Tuesday 8 December 2015

A Passenger to Bali (1950)



Even by Mill Creek's less-than-rigorous-standards, this "film" is a perplexing inclusion in the Chilling Classic box set.  For one thing, it's not a film.  It's an episode of a TV show called Studio One, which presented one-hour screen adaptations of novels and short stories.  The show was sponsored by Westinghouse, and the episode still includes the comically earnest and unconsciously sexist Westinghouse adverts of the time ("A gal's best friend is her refrigerator!").

The plot of the episode is that the captain of a small cargo ship finds himself persuaded to take a passenger at short notice.  The man purports to be a Dutch missionary, travelling to Bali to bring his Christian message to the local people.  His transparent eagerness to get a ship immediately should be something of a warning, but the captain allows him to come aboard.

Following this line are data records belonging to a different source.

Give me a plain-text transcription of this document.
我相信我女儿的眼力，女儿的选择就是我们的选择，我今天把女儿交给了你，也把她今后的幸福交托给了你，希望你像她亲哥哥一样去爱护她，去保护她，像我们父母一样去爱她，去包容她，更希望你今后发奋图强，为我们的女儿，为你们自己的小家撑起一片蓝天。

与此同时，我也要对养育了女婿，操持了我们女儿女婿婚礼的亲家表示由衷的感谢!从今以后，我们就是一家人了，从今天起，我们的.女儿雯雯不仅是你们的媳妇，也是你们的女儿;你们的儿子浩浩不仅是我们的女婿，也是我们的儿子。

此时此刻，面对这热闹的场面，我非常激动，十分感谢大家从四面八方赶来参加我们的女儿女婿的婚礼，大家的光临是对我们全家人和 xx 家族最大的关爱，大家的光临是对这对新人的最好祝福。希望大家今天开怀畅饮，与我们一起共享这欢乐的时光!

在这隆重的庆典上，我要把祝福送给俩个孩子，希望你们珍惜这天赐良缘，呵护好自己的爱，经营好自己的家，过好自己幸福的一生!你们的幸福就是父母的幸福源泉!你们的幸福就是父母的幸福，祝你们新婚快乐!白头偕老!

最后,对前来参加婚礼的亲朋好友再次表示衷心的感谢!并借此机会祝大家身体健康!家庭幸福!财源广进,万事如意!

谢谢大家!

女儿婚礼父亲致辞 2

If we are to believe later dialogue, the captain's decision is motivated by compassion.  If so, he soon has reason to rue his soft-heartedness.  His passenger is not a missionary, but an anarchist revolutionary, and none of the colonial governments of the region will accept him ashore.  The ship is barred from all ports, becoming a latter day Flying Dutchman.  I don't know if the anarchist's assumed nationality was a deliberate link to the famous ghost ship, but it'd be a bit sad if it were an accident, given how often they mention it.

The performances in this are decent enough, though the production values in other respects are obviously quite cheap.  The sets are few and spartan, to say the least.  But it's mostly the script that's an issue.  Even setting aside the casual racism it displays as a product of the time it was made, we're left with a pretty weak story.  There are literally thousands of islands in South East Asia, and I find it very unlikely that the captain couldn't be rid of his unwelcome passenger if he really wanted to be: simply put him ashore at some tiny bay.

Harmless, but not memorable in any way.  Well, except for the dreadful adverts.